Another similar film in the collection is Alice (1990) which this times sees mousey Farrow as the WASP wife to well off William Hurt. Visiting an acupuncturist she is given a potion that makes her invisible leading her to uncover her husband’s affair.

Another classic on the disc is the tragedy Crimes and Misdemeanors (1989) with Allen hilarious sparring against his cocky and successful brother-in-law (Alda). This story, like Hannah and Her Sisters is off-set by the tragedy drama that sees a successful ophthalmologist (Martin Landau) being drawn into having his mistress (Anjelica Huston) murdered to save his own marriage.

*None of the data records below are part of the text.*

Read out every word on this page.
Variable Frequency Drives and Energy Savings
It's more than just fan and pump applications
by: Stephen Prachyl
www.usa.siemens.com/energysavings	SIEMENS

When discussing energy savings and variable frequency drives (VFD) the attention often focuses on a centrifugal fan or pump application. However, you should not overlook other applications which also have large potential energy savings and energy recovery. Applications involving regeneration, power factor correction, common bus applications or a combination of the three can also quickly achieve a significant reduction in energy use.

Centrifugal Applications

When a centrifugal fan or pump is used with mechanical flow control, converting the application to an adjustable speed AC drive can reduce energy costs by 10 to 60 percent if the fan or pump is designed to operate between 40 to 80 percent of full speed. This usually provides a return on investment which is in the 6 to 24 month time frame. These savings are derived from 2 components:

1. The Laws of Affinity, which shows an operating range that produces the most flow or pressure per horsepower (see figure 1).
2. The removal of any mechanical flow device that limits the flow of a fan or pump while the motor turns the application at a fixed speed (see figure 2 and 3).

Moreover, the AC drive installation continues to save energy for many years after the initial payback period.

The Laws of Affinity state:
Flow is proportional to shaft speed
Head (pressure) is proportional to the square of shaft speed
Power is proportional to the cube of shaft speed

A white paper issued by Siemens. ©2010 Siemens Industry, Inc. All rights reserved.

The final film is marmite, even for Woody Allen fans. Shadows and Fog (1991) is a complete diversion from anything else he did previously (well since Zelig, 1983 at any rate) and is a hommage to 1920s German Expressionism. Set over one foggy night in an Austro-German city with Allen and Farrow caught up with a serial killer and sex murderer wandering the foggy streets. This film is a diversion from the usual Chekov or Bergmanesque dramas that Allen is best known for and instead references among other things Fritz Lang’s M (1931), Brecht, Arnold Döblin and 1920s sex crimes. Never the less critics and fans were luke-warm at best in a film that contained few classic Allen moments, but is far from his worst film.

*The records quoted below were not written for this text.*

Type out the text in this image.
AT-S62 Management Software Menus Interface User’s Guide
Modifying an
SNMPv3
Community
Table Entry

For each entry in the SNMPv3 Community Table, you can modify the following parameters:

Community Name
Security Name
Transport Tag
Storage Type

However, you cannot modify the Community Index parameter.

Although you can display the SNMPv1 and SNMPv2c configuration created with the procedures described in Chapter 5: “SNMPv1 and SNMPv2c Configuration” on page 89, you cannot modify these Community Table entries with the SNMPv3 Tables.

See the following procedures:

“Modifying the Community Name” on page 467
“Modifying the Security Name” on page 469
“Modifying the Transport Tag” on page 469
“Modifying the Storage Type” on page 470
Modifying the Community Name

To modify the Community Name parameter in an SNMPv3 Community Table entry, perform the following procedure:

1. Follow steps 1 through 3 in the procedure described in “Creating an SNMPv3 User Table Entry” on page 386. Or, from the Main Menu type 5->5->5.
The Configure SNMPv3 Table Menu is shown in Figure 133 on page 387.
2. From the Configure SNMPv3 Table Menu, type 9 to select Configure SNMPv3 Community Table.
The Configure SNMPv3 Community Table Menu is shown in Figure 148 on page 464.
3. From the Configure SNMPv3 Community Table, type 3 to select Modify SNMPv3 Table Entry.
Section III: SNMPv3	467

Again there is clear development in Allen’s work and only intermittently would he reach the heights achieved in any of these three box-sets and never again would match the box-office returns. True, Woody Allen remains very popular in France and has a large cult and intellectual following in other countries for those who appreciate his WASP New York intellectual referenced jokes. I am sure that there is more to come from Allen though and it would be great to see him in a return to form.

Alas, there are no extras on the discs other than trailers.